What are the challenges at hand? At a time when Pakistan’s economy is in dire straits with foreign reserves touching a record low, exports stagnating, the dollar hitting an alltime high against the Pak Rupee and various industries suffering due to a combination of energy shortage and the law and order crisis, the grant of the GSP Plus status offers both a set of opportunities as well as challenges. Pakistan faces tough competition from neighboring India, Bangladesh, Sri Lanka and other countries. The trade concessions that the country has won from the European Union cannot be fully exploited as currently Pakistan exports only 150 – or 2.5 percent – of the total 6,000 duty-free product lines that the bloc of 27 nations has offered. The real challenge before the government and the private sector is to expand the base of export products to be able to compete with regional rivals.
Also tied to the challenge of diversifying exports is the uphill task of overcoming the supply-side constraints. The energy crisis has slowed down the pace of economic development, causing a loss of millions of jobs. The textile industry, a linchpin of the country’s industrial base, appears to be worst hit by power and gas shortages. Many textile units have been closed down due to the energy crisis, while some industrialists have shifted their businesses to Bangladesh, Turkey and Sri Lanka due to tariff concessions, easy market access, a better law and order situation and an uninterrupted supply of energy. Thus, overcoming the energy challenge appears to be the most daunting task before the government.
Another challenge facing the industrial sector is the obsolete infrastructure. Without revamping the support infrastructure, the goal of diversifying the export base will not be achieved. Infrastructure development, however, is not possible without attracting foreign investment in this area. According to the Board of Investment (BoI), FDI inflows in textiles have decreased from $29.8 million (2012) to $10 million (2013). Foreign Direct Investment (FDI) should therefore be attracted towards this sector to help it become sustainable in terms of production capacity. When Bangladesh got the GSP Plus status, it attracted massive investment in the textile sector. The Board of Investment (BoI) has a critical role to play in formulating an investment policy.

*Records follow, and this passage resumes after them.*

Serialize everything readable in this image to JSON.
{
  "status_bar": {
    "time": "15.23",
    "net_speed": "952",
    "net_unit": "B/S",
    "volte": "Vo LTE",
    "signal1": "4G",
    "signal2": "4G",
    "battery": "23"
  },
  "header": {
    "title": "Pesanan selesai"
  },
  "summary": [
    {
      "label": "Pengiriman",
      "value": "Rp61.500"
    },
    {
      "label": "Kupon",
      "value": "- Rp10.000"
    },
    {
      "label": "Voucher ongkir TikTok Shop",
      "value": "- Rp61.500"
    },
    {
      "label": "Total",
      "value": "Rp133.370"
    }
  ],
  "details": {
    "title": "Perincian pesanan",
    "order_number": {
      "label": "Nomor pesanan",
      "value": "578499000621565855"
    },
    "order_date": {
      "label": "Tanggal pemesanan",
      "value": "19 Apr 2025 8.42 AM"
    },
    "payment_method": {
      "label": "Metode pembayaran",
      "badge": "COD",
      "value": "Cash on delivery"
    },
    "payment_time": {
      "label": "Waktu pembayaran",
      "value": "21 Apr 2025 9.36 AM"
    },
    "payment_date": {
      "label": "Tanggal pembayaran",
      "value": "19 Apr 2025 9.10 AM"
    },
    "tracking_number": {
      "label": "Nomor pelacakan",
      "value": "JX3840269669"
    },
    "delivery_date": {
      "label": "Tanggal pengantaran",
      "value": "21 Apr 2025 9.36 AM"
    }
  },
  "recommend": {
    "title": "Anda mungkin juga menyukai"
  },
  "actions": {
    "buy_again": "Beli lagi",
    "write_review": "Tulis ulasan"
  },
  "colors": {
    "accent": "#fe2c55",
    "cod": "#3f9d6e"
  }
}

Besides challenges at the domestic level, proper compliance with the 27 UN Conventions is also an important requirement. Article 14 of the New GSP Regulation of the European Parliament and the Council of the European Union stipulates that by January 1, 2016, and every two years thereafter, the European Commission will present a report to the European Parliament and the European Council regarding the implementation of the 27 covenants. Article 15 further provides that in case a beneficiary country does not respect its binding undertakings or formulates a reservation, the GSP Plus status will be withdrawn. Further, the burden of proof regarding compliance with the obligations resulting from the binding undertakings lies with the GSP Plus beneficiary country.
The European Union gives tariff concessions to exporting countries of the Third World as part of its efforts to promote democracy, protect human rights and improve governance. The preconditions set for the continuation of this facility are tough and broad in nature. Pakistan must adhere to these conditions through an institutional mechanism, failing which the facility can be withdrawn as had happened in the case of Sri Lanka. Pakistan should not appear to have ratified these conventions for extracting trade concessions only. In this regard, institutional mechanisms need to be put in place for active coordination between the centre and the provinces on the implementation of these conventions in the post-18th Amendment scenario.